London Ambulance Service staff were forced to revert to pen and paper, following the failure of a 999 system
The London Ambulance Service (LAS) has revealed that staff manning the 999 system were forced to revert to using pen and paper after the failure of a new computer system on Wednesday.
The incident occurs as the NHS is fending off criticism about the security of its computer networks, following the alleged theft of network administration passwords by the hacker group Lulzsec.
The ambulance service in a notice on its website said “technical issues” had arisen during the implementation of a new 999 computer system on Wednesday morning.
The system was out of commission until Thursday, when the service reverted to its earlier system.

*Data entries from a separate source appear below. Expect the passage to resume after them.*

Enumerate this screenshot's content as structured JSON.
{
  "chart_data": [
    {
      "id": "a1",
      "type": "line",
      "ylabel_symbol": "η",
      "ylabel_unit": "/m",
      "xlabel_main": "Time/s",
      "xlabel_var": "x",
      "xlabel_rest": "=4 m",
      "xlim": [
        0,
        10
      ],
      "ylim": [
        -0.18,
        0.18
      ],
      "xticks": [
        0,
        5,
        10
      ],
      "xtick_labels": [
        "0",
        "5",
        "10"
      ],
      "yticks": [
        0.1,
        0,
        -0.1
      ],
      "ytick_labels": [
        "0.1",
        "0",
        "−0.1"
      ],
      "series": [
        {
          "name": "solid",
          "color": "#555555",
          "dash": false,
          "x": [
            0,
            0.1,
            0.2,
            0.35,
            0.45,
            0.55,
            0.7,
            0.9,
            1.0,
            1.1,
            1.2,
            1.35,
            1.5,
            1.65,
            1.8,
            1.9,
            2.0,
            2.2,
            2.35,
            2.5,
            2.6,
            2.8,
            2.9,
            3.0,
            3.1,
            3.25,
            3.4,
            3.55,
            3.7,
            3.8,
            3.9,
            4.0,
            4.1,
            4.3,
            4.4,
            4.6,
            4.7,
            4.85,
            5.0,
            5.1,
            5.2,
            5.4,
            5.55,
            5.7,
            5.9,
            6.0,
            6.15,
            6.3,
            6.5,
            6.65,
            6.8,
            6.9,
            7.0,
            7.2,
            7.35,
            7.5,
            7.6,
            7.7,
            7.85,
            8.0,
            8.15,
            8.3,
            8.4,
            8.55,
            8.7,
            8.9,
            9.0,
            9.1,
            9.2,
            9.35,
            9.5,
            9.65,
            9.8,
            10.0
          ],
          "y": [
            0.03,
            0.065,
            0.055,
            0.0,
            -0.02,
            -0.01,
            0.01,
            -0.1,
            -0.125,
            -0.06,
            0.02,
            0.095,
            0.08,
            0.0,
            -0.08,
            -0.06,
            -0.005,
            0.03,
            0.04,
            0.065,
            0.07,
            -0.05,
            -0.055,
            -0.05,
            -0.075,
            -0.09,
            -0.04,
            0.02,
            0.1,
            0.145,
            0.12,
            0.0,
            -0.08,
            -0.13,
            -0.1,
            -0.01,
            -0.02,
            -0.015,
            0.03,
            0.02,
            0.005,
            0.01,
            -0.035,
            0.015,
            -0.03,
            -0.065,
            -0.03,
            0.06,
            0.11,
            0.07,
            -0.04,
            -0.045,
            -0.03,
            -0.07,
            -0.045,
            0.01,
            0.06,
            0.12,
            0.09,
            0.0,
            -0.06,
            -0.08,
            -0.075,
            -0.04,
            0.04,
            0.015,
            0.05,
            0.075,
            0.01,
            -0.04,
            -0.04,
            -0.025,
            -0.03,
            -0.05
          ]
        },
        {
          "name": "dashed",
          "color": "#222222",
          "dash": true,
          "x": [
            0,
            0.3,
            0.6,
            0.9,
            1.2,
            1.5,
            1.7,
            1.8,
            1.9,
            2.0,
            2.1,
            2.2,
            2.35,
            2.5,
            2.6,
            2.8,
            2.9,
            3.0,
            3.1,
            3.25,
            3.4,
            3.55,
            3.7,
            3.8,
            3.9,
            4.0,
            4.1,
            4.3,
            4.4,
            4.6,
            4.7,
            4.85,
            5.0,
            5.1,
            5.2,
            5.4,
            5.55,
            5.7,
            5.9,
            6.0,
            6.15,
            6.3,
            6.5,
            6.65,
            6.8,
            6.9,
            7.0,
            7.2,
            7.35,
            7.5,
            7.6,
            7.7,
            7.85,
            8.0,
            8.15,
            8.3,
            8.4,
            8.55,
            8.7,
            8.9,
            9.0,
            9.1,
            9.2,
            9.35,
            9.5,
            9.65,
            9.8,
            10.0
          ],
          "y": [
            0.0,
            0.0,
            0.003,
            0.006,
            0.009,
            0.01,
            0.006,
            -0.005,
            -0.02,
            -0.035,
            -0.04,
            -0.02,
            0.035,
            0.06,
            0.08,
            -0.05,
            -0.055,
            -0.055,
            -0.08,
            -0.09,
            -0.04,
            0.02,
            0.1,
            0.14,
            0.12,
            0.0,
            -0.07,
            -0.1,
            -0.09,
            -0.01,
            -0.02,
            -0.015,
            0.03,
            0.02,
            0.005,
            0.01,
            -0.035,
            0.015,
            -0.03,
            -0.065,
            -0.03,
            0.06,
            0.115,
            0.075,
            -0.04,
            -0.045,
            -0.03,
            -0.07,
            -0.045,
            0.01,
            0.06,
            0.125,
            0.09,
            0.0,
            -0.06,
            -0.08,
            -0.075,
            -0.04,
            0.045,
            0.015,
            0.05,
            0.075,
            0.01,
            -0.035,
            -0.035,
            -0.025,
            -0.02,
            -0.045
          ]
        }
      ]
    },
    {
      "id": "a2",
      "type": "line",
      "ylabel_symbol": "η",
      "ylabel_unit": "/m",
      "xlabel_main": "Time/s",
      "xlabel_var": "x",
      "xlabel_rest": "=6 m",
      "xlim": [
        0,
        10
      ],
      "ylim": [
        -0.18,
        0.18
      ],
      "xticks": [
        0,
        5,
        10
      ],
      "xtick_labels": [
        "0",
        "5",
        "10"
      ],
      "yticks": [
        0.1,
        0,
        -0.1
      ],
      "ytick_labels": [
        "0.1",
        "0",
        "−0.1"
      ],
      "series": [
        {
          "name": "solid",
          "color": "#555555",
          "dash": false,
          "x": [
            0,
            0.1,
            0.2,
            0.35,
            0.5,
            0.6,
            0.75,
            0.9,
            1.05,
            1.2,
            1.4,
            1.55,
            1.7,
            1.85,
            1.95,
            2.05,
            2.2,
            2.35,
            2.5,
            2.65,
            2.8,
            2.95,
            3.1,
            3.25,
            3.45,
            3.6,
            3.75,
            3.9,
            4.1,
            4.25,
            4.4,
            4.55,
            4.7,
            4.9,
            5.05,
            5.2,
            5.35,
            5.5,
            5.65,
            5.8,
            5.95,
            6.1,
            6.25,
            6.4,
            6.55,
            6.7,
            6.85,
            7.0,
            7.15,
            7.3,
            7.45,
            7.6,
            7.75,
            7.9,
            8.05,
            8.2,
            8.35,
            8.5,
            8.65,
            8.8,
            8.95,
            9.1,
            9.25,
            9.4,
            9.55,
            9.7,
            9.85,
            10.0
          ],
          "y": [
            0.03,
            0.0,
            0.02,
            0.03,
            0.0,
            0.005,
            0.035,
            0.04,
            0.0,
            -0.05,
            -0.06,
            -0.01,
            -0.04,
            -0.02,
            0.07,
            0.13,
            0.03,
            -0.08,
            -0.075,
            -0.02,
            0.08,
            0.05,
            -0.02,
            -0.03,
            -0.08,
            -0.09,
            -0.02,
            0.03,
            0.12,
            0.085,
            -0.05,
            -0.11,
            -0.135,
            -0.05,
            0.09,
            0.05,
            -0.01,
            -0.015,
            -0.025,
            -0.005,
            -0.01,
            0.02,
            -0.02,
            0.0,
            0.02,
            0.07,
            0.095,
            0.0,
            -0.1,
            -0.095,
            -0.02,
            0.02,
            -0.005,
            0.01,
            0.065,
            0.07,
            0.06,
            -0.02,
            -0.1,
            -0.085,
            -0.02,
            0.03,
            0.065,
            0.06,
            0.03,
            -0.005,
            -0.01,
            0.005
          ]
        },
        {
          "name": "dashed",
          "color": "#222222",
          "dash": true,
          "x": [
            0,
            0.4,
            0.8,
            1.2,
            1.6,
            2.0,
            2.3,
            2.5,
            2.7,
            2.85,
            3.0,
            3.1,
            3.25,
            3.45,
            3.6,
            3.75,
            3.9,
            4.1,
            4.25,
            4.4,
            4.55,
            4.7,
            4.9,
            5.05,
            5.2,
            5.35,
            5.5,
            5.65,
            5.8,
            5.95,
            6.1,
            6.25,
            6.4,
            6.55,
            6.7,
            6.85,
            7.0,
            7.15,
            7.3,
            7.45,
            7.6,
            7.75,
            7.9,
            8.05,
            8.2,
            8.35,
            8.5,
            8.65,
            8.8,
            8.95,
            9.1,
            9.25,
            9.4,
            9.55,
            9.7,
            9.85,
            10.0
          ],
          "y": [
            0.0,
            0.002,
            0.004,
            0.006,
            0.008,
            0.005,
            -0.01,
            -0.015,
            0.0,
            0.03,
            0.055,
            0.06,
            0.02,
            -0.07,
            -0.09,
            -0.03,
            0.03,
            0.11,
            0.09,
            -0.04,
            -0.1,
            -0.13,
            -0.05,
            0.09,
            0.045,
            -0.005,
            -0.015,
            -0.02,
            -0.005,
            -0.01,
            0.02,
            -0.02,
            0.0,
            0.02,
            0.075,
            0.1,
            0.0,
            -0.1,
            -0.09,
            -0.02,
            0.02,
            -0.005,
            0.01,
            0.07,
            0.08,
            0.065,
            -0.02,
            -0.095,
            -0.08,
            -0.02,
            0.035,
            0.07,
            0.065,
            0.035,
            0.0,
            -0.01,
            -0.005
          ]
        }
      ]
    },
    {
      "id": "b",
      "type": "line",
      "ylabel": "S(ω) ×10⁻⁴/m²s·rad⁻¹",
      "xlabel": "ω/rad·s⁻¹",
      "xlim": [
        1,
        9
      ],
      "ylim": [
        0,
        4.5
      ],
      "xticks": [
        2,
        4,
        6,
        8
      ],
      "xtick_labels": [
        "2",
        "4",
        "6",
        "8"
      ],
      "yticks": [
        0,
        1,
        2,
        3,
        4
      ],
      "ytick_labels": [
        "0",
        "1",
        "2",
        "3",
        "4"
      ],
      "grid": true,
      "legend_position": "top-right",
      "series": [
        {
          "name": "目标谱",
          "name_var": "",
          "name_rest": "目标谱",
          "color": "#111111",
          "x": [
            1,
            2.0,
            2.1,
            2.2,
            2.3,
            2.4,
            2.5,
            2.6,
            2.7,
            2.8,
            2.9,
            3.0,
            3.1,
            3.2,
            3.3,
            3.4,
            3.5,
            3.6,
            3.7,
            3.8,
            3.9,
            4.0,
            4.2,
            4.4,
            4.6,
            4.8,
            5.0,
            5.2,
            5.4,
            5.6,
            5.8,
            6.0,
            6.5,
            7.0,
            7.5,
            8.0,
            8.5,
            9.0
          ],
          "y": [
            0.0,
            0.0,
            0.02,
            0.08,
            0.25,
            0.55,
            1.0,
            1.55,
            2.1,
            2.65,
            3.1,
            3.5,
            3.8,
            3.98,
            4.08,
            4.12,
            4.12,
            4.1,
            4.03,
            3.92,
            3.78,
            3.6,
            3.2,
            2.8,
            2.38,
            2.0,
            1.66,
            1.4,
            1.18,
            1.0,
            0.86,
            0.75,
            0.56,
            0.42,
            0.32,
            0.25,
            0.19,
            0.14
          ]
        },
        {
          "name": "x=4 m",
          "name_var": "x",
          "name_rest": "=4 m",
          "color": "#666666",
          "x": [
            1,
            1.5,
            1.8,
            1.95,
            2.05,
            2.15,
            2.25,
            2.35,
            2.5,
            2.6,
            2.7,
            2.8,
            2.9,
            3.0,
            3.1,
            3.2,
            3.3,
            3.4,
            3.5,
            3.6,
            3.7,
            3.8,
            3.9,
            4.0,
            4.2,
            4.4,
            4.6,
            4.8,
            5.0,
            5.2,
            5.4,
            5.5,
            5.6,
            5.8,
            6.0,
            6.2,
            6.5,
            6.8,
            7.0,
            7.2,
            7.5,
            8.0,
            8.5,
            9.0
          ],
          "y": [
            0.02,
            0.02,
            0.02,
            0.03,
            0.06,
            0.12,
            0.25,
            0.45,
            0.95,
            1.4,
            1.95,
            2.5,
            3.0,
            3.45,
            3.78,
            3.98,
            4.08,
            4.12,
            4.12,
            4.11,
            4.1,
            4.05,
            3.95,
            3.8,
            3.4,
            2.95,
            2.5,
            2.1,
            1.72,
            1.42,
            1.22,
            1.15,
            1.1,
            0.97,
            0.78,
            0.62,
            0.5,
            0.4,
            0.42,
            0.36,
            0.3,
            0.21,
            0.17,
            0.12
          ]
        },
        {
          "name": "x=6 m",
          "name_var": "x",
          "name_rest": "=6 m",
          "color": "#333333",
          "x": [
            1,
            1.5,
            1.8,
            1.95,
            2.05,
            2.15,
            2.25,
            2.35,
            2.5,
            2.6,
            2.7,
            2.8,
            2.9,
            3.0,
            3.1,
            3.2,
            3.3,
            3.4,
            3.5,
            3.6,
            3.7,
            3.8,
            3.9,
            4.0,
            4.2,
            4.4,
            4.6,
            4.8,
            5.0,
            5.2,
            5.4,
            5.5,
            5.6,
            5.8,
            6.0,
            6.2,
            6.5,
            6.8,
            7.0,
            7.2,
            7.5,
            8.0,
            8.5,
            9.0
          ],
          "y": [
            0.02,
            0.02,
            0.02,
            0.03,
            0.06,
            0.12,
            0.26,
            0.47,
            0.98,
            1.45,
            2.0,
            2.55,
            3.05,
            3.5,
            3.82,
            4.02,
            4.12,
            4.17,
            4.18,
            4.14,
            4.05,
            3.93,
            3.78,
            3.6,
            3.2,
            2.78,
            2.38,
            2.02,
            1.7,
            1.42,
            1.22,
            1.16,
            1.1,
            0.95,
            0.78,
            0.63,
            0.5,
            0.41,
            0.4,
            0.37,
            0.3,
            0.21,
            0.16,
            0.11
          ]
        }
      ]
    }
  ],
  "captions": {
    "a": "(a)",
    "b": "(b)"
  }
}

“In the interim we used our manual system for managing 999 calls, which involved recording calls on paper and passing information to ambulance crews over the radio,” the service stated. “At all times during this process our priority was to answer all incoming 999 calls, and get an appropriate response to those patients with the most serious illnesses and injuries.”
The LAS said it would be conducting a comprehensive review into the failure.
The NHS has faced increasing criticism in recent months on a number of fronts, including the failure of the £12.7 billion National Programme for IT project (NPfIT). The Independent found last year that just 160 health organisations out of about 9,000 are using electronic patient records delivered under the scheme.
Also last year the Information Commissioner’s Office (ICO) said that the NHS had been responsible for almost a third of all recorded data breaches in the United Kingdom for the previous three years.